Later this term, the Supreme Court will decide Moore v. Harper, a case that has been pitched as a seismic clash between two troubling positions. One side asks for state legislatures to be freed from the traditional safeguards of state constitutional law, while the other asks the Court to effectively ignore the text of the Constitution. The Court should look beyond these unsupportable positions and take a commonsense middle ground. Fortunately, one is readily available: an approach that maintains the Constitution's emphasis on state legislatures without divorcing them from their traditional constitutional constraints.

and continues:

Missing from the debate has been a key principle that points to a sensible middle ground: A state constitution may limit a legislature's power over federal elections, but it may not give that power to somebody else. We need not an independent-state-legislature doctrine, but a constitutional-state-legislature doctrine.

and more specifically:

What does this principle mean for concrete cases?

It means that state constitutional provisions can restrain legislative districting, such as by limiting the use of partisan gerrymandering. The broad challenge to state constitutional law in Moore therefore should fail. But it also means that the North Carolina courts do not have independent constitutional power to adopt their own map.

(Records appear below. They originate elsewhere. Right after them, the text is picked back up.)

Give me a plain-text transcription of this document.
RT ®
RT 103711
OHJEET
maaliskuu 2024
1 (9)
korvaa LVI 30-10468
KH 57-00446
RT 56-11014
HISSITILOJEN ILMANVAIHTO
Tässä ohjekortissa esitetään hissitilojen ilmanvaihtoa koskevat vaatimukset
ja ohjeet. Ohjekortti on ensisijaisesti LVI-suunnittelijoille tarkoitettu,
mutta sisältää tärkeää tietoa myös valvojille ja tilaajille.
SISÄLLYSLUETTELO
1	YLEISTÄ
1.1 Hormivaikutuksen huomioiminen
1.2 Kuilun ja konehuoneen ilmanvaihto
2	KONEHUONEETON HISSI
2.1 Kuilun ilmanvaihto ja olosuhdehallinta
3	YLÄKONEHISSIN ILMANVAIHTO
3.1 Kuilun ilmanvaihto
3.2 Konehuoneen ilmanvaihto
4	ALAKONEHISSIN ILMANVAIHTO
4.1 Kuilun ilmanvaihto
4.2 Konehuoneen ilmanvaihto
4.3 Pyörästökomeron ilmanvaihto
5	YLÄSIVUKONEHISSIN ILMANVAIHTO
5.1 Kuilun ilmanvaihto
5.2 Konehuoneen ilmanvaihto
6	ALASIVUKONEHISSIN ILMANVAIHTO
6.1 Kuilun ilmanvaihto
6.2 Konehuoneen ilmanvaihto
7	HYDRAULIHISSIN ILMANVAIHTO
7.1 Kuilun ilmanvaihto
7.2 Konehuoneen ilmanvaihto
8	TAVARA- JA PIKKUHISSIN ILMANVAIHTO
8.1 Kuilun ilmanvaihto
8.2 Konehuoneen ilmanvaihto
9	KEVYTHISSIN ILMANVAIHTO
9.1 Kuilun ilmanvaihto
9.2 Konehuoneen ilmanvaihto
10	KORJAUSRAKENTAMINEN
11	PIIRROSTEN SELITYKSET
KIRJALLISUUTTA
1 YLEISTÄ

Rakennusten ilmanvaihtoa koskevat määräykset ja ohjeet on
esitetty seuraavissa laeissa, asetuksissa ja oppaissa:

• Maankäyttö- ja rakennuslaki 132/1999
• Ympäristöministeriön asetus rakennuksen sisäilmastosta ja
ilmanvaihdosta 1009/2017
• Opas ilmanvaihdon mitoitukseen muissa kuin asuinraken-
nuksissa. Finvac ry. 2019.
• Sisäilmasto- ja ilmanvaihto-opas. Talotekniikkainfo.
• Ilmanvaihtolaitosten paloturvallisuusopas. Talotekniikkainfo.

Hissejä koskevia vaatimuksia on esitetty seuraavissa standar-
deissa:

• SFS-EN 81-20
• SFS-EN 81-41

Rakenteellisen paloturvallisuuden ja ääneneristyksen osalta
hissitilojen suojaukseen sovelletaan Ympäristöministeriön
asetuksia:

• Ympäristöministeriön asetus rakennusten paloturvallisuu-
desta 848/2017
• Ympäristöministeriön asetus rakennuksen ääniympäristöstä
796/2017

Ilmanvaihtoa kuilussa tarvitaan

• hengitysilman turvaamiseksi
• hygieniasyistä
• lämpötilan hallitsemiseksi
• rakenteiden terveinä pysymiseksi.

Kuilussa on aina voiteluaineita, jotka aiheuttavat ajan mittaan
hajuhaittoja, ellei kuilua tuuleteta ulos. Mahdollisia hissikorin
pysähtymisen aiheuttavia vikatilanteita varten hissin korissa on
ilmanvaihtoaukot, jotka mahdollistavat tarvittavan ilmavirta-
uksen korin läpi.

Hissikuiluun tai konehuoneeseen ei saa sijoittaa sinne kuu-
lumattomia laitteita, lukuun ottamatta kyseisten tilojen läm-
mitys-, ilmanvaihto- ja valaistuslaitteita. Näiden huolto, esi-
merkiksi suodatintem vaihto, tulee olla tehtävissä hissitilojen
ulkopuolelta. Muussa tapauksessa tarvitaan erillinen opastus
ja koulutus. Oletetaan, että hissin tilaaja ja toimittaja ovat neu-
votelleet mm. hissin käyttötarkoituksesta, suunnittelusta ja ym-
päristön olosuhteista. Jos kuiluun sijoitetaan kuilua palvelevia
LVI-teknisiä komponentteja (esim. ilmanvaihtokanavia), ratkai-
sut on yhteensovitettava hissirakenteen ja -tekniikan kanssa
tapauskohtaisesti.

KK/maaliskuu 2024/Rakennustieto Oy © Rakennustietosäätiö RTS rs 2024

There is much more at the link.

Now, if you agree with our core points (which would be great) there is much more to say about how to approach the remedy when a legislature draws a legally impermissible map. Some have pointed to a recent redistricting standoff in Ohio, others to the many decades in which the Minnesota legislature has apparently refused to draw maps, happy to let the courts do the hard work.

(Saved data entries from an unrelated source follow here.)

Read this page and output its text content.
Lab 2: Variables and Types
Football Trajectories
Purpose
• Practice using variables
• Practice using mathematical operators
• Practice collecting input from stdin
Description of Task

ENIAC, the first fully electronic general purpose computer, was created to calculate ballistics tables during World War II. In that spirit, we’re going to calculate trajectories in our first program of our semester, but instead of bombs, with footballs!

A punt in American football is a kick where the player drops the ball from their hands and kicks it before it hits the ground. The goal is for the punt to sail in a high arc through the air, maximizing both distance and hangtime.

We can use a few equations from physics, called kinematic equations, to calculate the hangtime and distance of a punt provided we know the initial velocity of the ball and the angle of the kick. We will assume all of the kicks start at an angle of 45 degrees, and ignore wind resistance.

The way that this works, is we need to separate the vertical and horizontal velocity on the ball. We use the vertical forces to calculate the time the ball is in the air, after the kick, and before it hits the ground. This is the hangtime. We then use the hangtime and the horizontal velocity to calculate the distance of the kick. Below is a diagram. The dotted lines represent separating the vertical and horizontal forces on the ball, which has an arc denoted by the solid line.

I think it might be premature to get into these weeds, and I certainly can't speak for my co-author about any of this. But I thought I'd offer a few modest observations for now.

  1. The piece notes that Congress retains power to solve standoffs over congressional redistricting. It is also worth mentioning that Congress has in fact enacted some legislation on this subject already, codified in 2 U.S.C. 2a through 2c. These statutes are somewhat old, and therefore somewhat complicated to apply today, but an amicus brief by Jonathan Mitchell and Adam Mortara argues that these statutory provisions could resolve Moore.
  2. Additionally, there might be the possibility of state legislation that authorizes a fallback approach for unconstitutional redistricting. This possibility triggers another constitutional question. Some might see such legislation as simply an instance of the state legislature exercising its constitutional power. Others might see such legislation as subject to a sort of non-delegation doctrine. The Atlantic piece doesn't explicitly address this question, and depending on the answer, one might resolve Moore by turning to various provisions of North Carolina law that the parties dispute.
  3. In the absence of any specific legislative response, what to do when the enacted law tries to require something unconstitutional is a severability problem, something I've written about recently in Severability First Principles: when a legislative enactment is not the law because it is unconstitutional, what is the law instead? These questions can be intricate and technical in particular cases, but I am not convinced they are generally intractable.
  4. For instance, the federal statutes mentioned above might point toward either at-large elections (as provided in 2a(c)) or "hewing as closely as possible" to an older legislative map (or both, as the Mitchell/Mortara brief above argues). Other statutes or severability principles might point to something similar. Or to a starker remedy like nullity, refusing to recognize a valid method of election until one is passed that complies with the law.

Again, these issues all seem slightly premature to me, and they would deserve further study once the more basic principles are determined, but I don't think they are mysterious.